Kadınlar müftülere resmi nikah yetkisi
vermeyi öngören Nüfus Hizmetleri Kanunu’nda Değişiklik Kanun Tasarısı ve
kadınlar için tehdit oluşturan pek çok maddeyi içinde barındıran Mağdur Hakları
Kanun Tasarısı’na karşı “Bu yasalar böyle geçmez” diyerek dün (1 Ekim) 13 ilde
sokağa çıkmışlardı. Bugün de farklı illerden gelen kadınlar Ankara Kadın
Platformu’nun çağrısıyla Ankara’da buluşarak TBMM’ye gitti.

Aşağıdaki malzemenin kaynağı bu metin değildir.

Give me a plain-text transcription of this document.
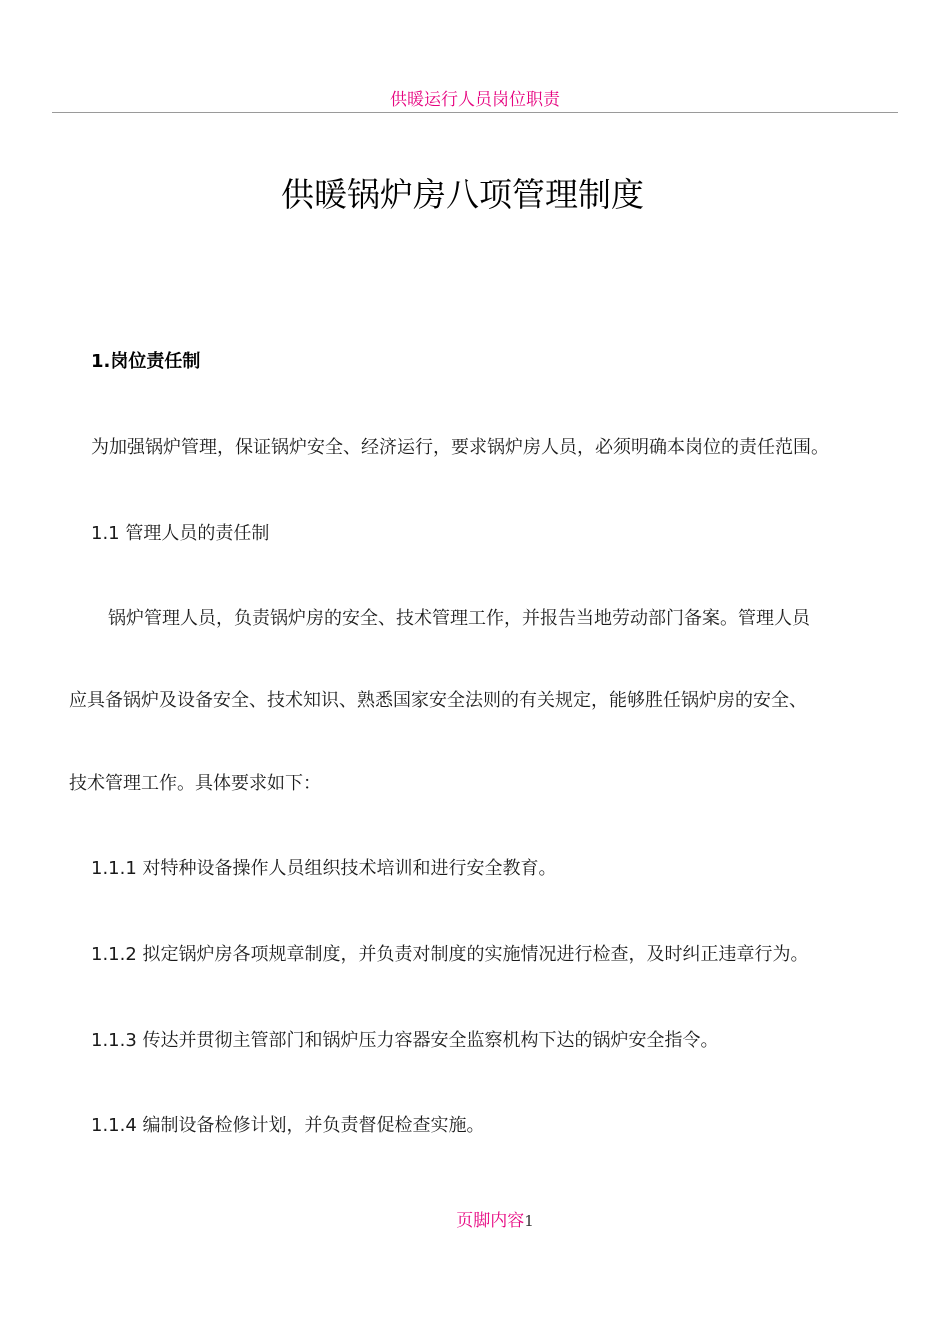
供暖运行人员岗位职责
供暖锅炉房八项管理制度
1.岗位责任制
为加强锅炉管理，保证锅炉安全、经济运行，要求锅炉房人员，必须明确本岗位的责任范围。
1.1 管理人员的责任制
锅炉管理人员，负责锅炉房的安全、技术管理工作，并报告当地劳动部门备案。管理人员
应具备锅炉及设备安全、技术知识、熟悉国家安全法则的有关规定，能够胜任锅炉房的安全、
技术管理工作。具体要求如下：
1.1.1 对特种设备操作人员组织技术培训和进行安全教育。
1.1.2 拟定锅炉房各项规章制度，并负责对制度的实施情况进行检查，及时纠正违章行为。
1.1.3 传达并贯彻主管部门和锅炉压力容器安全监察机构下达的锅炉安全指令。
1.1.4 编制设备检修计划，并负责督促检查实施。
页脚内容1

Sabah saatlerinde Akay Kavşağı’nda
buluşup Meclis’e yürümek isteyenleri polis engellemeye çalıştı ancak kadınlar
yürümeye devam etti.
Meclis’in önünde CHP Milletvekili Şenal
Sarıhan’la buluşan kadınlar, Meclis’e girerek diğer milletvekilleri ile
birlikte basın açıklaması yapmaya karar verdi.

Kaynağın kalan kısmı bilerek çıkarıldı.